Charles smiles, but even Erik can tell it’s not a happy expression. “See you later, then.”
“I love you,” Erik says just before the elevator arrives, steps inside and does not wait to see if Charles says it back, because if he doesn’t know, then there is an equal chance that he did as that he didn’t. That little bit of uncertainty keeps him warm through his meetings, lets him congratulate the team on their excellent work in difficult circumstances and if he doesn’t think about it then it’s easy to be sure that Charles would have said it, if Erik had waited.
XIX
When he walks back in that evening the living room is a sea of paper.
“Erik, where did you get all of this?” Charles asks from where he’s sat cross-legged in the middle of the floor, surrounded by a graveyard of half-finished mugs of tea, an opened scientific journal in either hand and a third in his lap, laid open across his thigh like a wilted flower. It looks like a library exploded, though with less charring and bits of librarian.
He looks for places it is safe to stand; there aren’t many places where the floor is still visible and so in the end he walks across the paper to reach Charles, taking off his shoes first so that he won’t leave bootmarks and obscure the type. The rustling carpet slip-slides against itself, rumpling and drifting around where his feet disturb it and sending pages floating off against one another to land in drifts against the couch. “I commandeered it.”
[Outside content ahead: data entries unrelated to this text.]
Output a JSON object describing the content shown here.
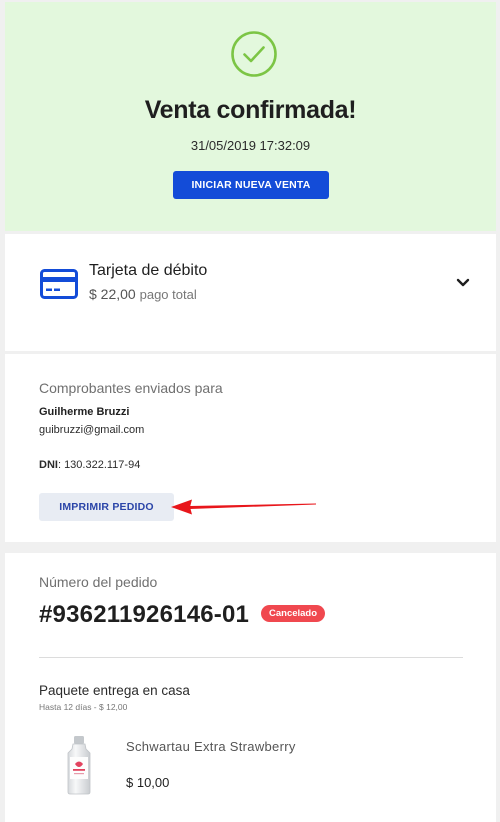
{
  "confirmation": {
    "title": "Venta confirmada!",
    "datetime": "31/05/2019 17:32:09",
    "new_sale_button": "INICIAR NUEVA VENTA",
    "icon": "check-circle-icon",
    "accent": "#7cc545",
    "background": "#e3f8dd"
  },
  "payment": {
    "method": "Tarjeta de débito",
    "amount": "$ 22,00",
    "amount_label": "pago total",
    "icon": "credit-card-icon",
    "expand_icon": "chevron-down-icon"
  },
  "receipts": {
    "heading": "Comprobantes enviados para",
    "customer_name": "Guilherme Bruzzi",
    "customer_email": "guibruzzi@gmail.com",
    "dni_label": "DNI",
    "dni_value": ": 130.322.117-94",
    "print_button": "IMPRIMIR PEDIDO"
  },
  "order": {
    "label": "Número del pedido",
    "number": "#936211926146-01",
    "status": "Cancelado",
    "status_color": "#f0484f",
    "package": {
      "title": "Paquete entrega en casa",
      "subtitle": "Hasta 12 días - $ 12,00"
    },
    "items": [
      {
        "name": "Schwartau Extra Strawberry",
        "price": "$ 10,00"
      }
    ]
  },
  "colors": {
    "primary": "#134cd8",
    "secondary_button_bg": "#e8ecf3",
    "annotation_arrow": "#e8161b"
  }
}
Charles looks up at him when Erik bends a little to peer at the journals he’s holding, and pauses, biting his lip suddenly and frowning. “Oh - they were for me, weren’t they? I just assumed - ”
“Yes.” Erik interrupts him, and slowly reaches out to rest his hand on the nape of Charles’ neck, rubs a thumb across the soft skin there and is rewarded by Charles leaning into the touch instead of away. “Yes, they’re for you.”